Cannot install ssl certificate

[screege]

Hi I am trying to renew my sll certificate via tustwave (which was xramp) as I have done everytime, purchase the certificate thru whm and install it, the thing is my certicate is issued and when clicking on the submit button to install it whm gives me this error:

Sorry, you must have a dedicated ip to use this feature for the user: sgx! If you are intending to install a shared certificate you must use the username "nobody" for security and bandwidth reporting reasons.
SSL Install aborted due to error.


If I put the user nobody the it gives me this error:

Modulus mismatch, key file does not match certificate. Please use the correct key file

and shows me both the key and crt file.

Can anyone please help me?

Thank you

[screege]

Never mind posted the .key that cpanel sent me and user nobody on user and it installed.

Thanks anyway

[avera]

I had this problem too.

Just for a heads up for anyone else having this problem. - I think that cpanel caches any old ssl keys you have had on your server. It's important that when you are installing your ssl, you use the key that whm/cpanel sent you by email.

Don't make the same mistake I did and assume that cpanel/whm will use the correct key - it doesn't.

[imaginarynumber]

I had this problem too.

Just for a heads up for anyone else having this problem. - I think that cpanel caches any old ssl keys you have had on your server. It's important that when you are installing your ssl, you use the key that whm/cpanel sent you by email.

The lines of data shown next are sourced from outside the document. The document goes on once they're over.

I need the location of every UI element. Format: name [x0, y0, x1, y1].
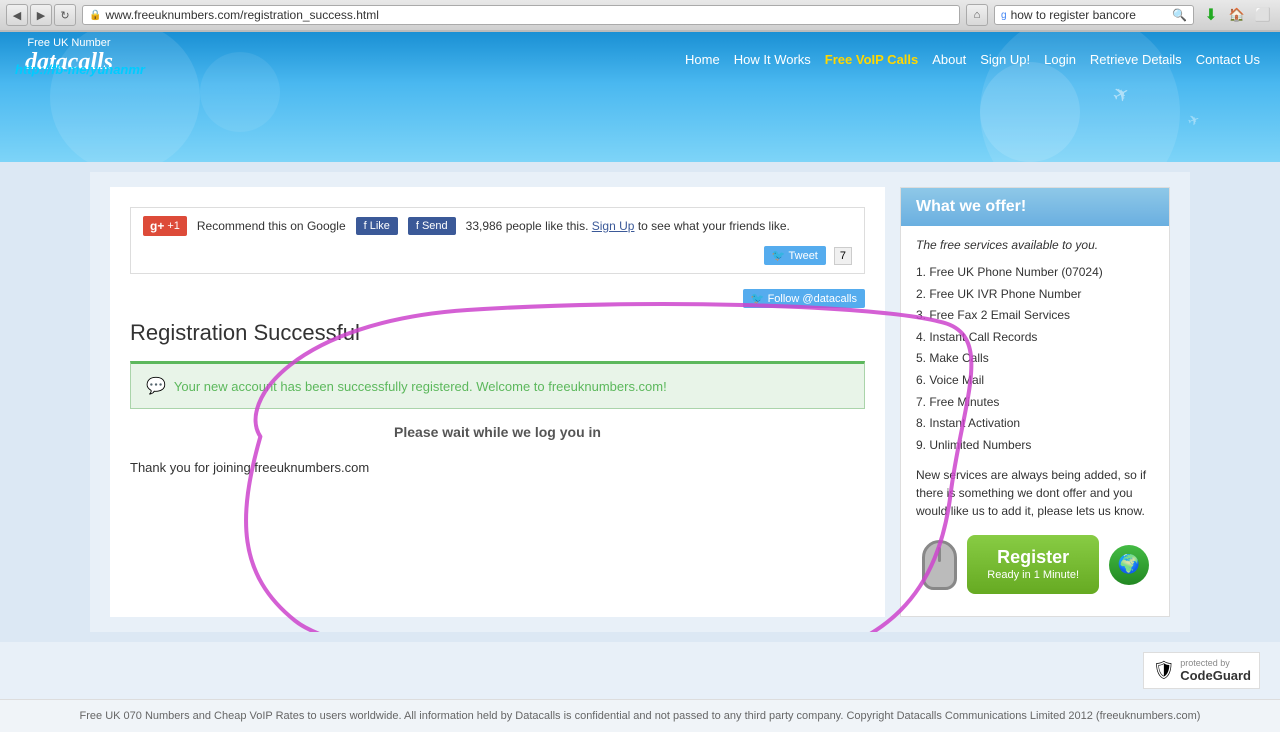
bg-circle-2 [200, 52, 280, 132]
bg-circle-4 [980, 62, 1080, 162]
search-query: how to register bancore [1011, 8, 1136, 22]
download-button[interactable]: ⬇ [1200, 4, 1222, 26]
register-icon-circle: 🌍 [1109, 545, 1149, 585]
earth-icon: 🌍 [1118, 554, 1140, 575]
main-nav: Home How It Works Free VoIP Calls About … [685, 52, 1260, 67]
website: ✈ ✈ Free UK Number datacalls http://fb-m… [0, 32, 1280, 732]
nav-login[interactable]: Login [1044, 52, 1076, 67]
search-bar[interactable]: g how to register bancore 🔍 [994, 5, 1194, 25]
maximize-button[interactable]: ⬜ [1252, 4, 1274, 26]
wait-message: Please wait while we log you in [130, 424, 865, 440]
fb-icon-2: f [416, 220, 419, 232]
search-icon: 🔍 [1172, 8, 1187, 22]
nav-buttons: ◀ ▶ ↻ [6, 4, 76, 26]
gplus-icon: g+ [150, 219, 164, 233]
site-footer: Free UK 070 Numbers and Cheap VoIP Rates… [0, 699, 1280, 732]
offer-item-7: 7. Free Minutes [916, 392, 1154, 414]
chat-icon: 💬 [146, 376, 166, 396]
footer-text: Free UK 070 Numbers and Cheap VoIP Rates… [80, 710, 1201, 722]
offer-intro: The free services available to you. [916, 238, 1154, 252]
social-bar: g+ +1 Recommend this on Google f Like f … [130, 207, 865, 274]
url-bar[interactable]: 🔒 www.freeuknumbers.com/registration_suc… [82, 5, 960, 25]
home-button[interactable]: ⌂ [966, 4, 988, 26]
offer-item-5: 5. Make Calls [916, 348, 1154, 370]
offer-item-9: 9. Unlimited Numbers [916, 435, 1154, 457]
offer-item-4: 4. Instant Call Records [916, 327, 1154, 349]
browser-chrome: ◀ ▶ ↻ 🔒 www.freeuknumbers.com/registrati… [0, 0, 1280, 32]
register-btn-label: Register [987, 547, 1079, 569]
nav-home[interactable]: Home [685, 52, 720, 67]
search-engine-icon: g [1001, 10, 1007, 21]
content-wrapper: g+ +1 Recommend this on Google f Like f … [110, 187, 885, 617]
back-button[interactable]: ◀ [6, 4, 28, 26]
gplus-label: +1 [167, 220, 180, 232]
tweet-label: Tweet [789, 250, 818, 262]
mouse-decoration [922, 540, 957, 590]
url-text: www.freeuknumbers.com/registration_succe… [105, 8, 378, 22]
footer-bar: 🛡 protected by CodeGuard [0, 642, 1280, 699]
offer-box: What we offer! The free services availab… [900, 187, 1170, 617]
codeguard-logo: 🛡 protected by CodeGuard [1143, 652, 1260, 689]
reload-button[interactable]: ↻ [54, 4, 76, 26]
success-message-box: 💬 Your new account has been successfully… [130, 361, 865, 409]
offer-item-6: 6. Voice Mail [916, 370, 1154, 392]
tweet-count: 7 [834, 247, 852, 265]
follow-button[interactable]: 🐦 Follow @datacalls [743, 289, 865, 308]
offer-item-8: 8. Instant Activation [916, 413, 1154, 435]
send-label: Send [422, 220, 448, 232]
register-btn-area: Register Ready in 1 Minute! 🌍 [916, 535, 1154, 604]
right-sidebar: What we offer! The free services availab… [900, 187, 1170, 617]
codeguard-shield-icon: 🛡 [1152, 660, 1175, 681]
register-button[interactable]: Register Ready in 1 Minute! [967, 535, 1099, 594]
twitter-icon: 🐦 [772, 249, 786, 262]
nav-about[interactable]: About [932, 52, 966, 67]
nav-free-voip[interactable]: Free VoIP Calls [825, 52, 918, 67]
forward-button[interactable]: ▶ [30, 4, 52, 26]
protected-by-label: protected by [1180, 658, 1251, 668]
offer-note: New services are always being added, so … [916, 466, 1154, 520]
register-btn-sublabel: Ready in 1 Minute! [987, 569, 1079, 582]
tweet-button[interactable]: 🐦 Tweet [764, 246, 826, 265]
mouse-scroll [938, 547, 941, 562]
thank-you-text: Thank you for joining freeuknumbers.com [130, 460, 865, 475]
follow-label: Follow @datacalls [768, 293, 857, 305]
offer-item-2: 2. Free UK IVR Phone Number [916, 284, 1154, 306]
offer-item-3: 3. Free Fax 2 Email Services [916, 305, 1154, 327]
fb-icon-1: f [364, 220, 367, 232]
offer-header: What we offer! [901, 188, 1169, 226]
like-label: Like [370, 220, 390, 232]
offer-list: 1. Free UK Phone Number (07024) 2. Free … [916, 262, 1154, 456]
fb-send-button[interactable]: f Send [408, 217, 456, 235]
lock-icon: 🔒 [89, 10, 101, 21]
airplane-icon-2: ✈ [1186, 111, 1203, 131]
main-outer: g+ +1 Recommend this on Google f Like f … [0, 162, 1280, 642]
nav-contact[interactable]: Contact Us [1196, 52, 1260, 67]
recommend-text: Recommend this on Google [197, 219, 346, 233]
main-content: g+ +1 Recommend this on Google f Like f … [90, 172, 1190, 632]
codeguard-name: CodeGuard [1180, 668, 1251, 683]
browser-toolbar: ◀ ▶ ↻ 🔒 www.freeuknumbers.com/registrati… [0, 0, 1280, 31]
free-uk-label: Free UK Number [25, 37, 113, 49]
fb-signup-suffix: to see what your friends like. [638, 219, 790, 233]
home-nav-button[interactable]: 🏠 [1226, 4, 1248, 26]
nav-signup[interactable]: Sign Up! [980, 52, 1030, 67]
twitter-icon-2: 🐦 [751, 292, 765, 305]
page-title: Registration Successful [130, 320, 865, 346]
site-header: ✈ ✈ Free UK Number datacalls http://fb-m… [0, 32, 1280, 162]
success-text: Your new account has been successfully r… [174, 379, 667, 394]
logo-url-overlay: http://fb-me/yunanmr [15, 62, 145, 77]
nav-retrieve[interactable]: Retrieve Details [1090, 52, 1182, 67]
offer-content: The free services available to you. 1. F… [901, 226, 1169, 616]
fb-signup-link[interactable]: Sign Up [592, 219, 635, 233]
fb-like-button[interactable]: f Like [356, 217, 398, 235]
offer-item-1: 1. Free UK Phone Number (07024) [916, 262, 1154, 284]
fb-count: 33,986 people like this. Sign Up to see … [466, 219, 790, 233]
mouse-icon [922, 540, 957, 590]
nav-how-it-works[interactable]: How It Works [734, 52, 811, 67]
gplus-button[interactable]: g+ +1 [143, 216, 187, 236]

Don't make the same mistake I did and assume that cpanel/whm will use the correct key - it doesn't.

Thanks Avera

I kept getting mismatches until I followed your advice and pasted the key in manually

[cPanelMichael]

Hello

I would like to point out that we do not recommend installing SSL certificates on the "nobody" username. Ideally, you should obtain a dedicated IP address to ensure the certificate is installed properly. If you decide to install a certificate using the "nobody" username for one of your domain names, you should complete the following steps to ensure your domain name functions properly when using SSL:

1. Install the certificate using the "nobody" username
2. Edit the SSL file (ie: domain.com_SSL) for the domain name under /var/cpanel/userdata/nobody changing "nobody" to the username (for both group: and user: )
3. Move the file to /var/cpanel/userdata/username and delete the .cache file
4. Remove the domain from /var/cpanel/userdata/nobody/main
5. Run /scripts/rebuildhttpdconf

Thank you.

[cPanelTristan]

Additionally, you may well need to edit the homedir and documentroot fields to be that of the domain in the domain.com_SSL file.

For homedir, it should be /home/username for the cPanel account (where username is the cPanel username. For documentroot, it should be /home/username/public_html/pathtodomain for the domain being used where you only add pathtodomain if it is a subdomain or addon domain. If it is the account's main domain, simply using /home/username/public_html would be the correct path.

[OcalaDesigns]

Hello

I would like to point out that we do not recommend installing SSL certificates on the "nobody" username. Ideally, you should obtain a dedicated IP address to ensure the certificate is installed properly. If you decide to install a certificate using the "nobody" username for one of your domain names, you should complete the following steps to ensure your domain name functions properly when using SSL:

1. Install the certificate using the "nobody" username
2. Edit the SSL file (ie: domain.com_SSL) for the domain name under /var/cpanel/userdata/nobody changing "nobody" to the username (for both group: and user: )
3. Move the file to /var/cpanel/userdata/username and delete the .cache file
4. Remove the domain from /var/cpanel/userdata/nobody/main
5. Run /scripts/rebuildhttpdconf

Thank you.

You don't recommend using 'nobody' but whm forces you to install the ssl this way?? Why?

I have a dedicated IP for the user, and it still states "SSL install aborted due to error: Sorry, you must have a dedicated ip to use this feature for the user: MYUSERNAME! If you are intending to install a shared certificate you must use the username "nobody" for security and bandwidth reporting reasons."

Then I do it using 'nobody' and it works, but then I have to go and follow all the other instructions to make work under the user name?? Is this a flaw in the system or am I doing something wrong?

[cPanelTristan]

The current system requires a dedicated IP to install an SSL onto a cPanel account. While we are working on a system for SSL certificates to be installed as wildcards in the future without the user nobody being required, the current system does indeed function the way you are describing.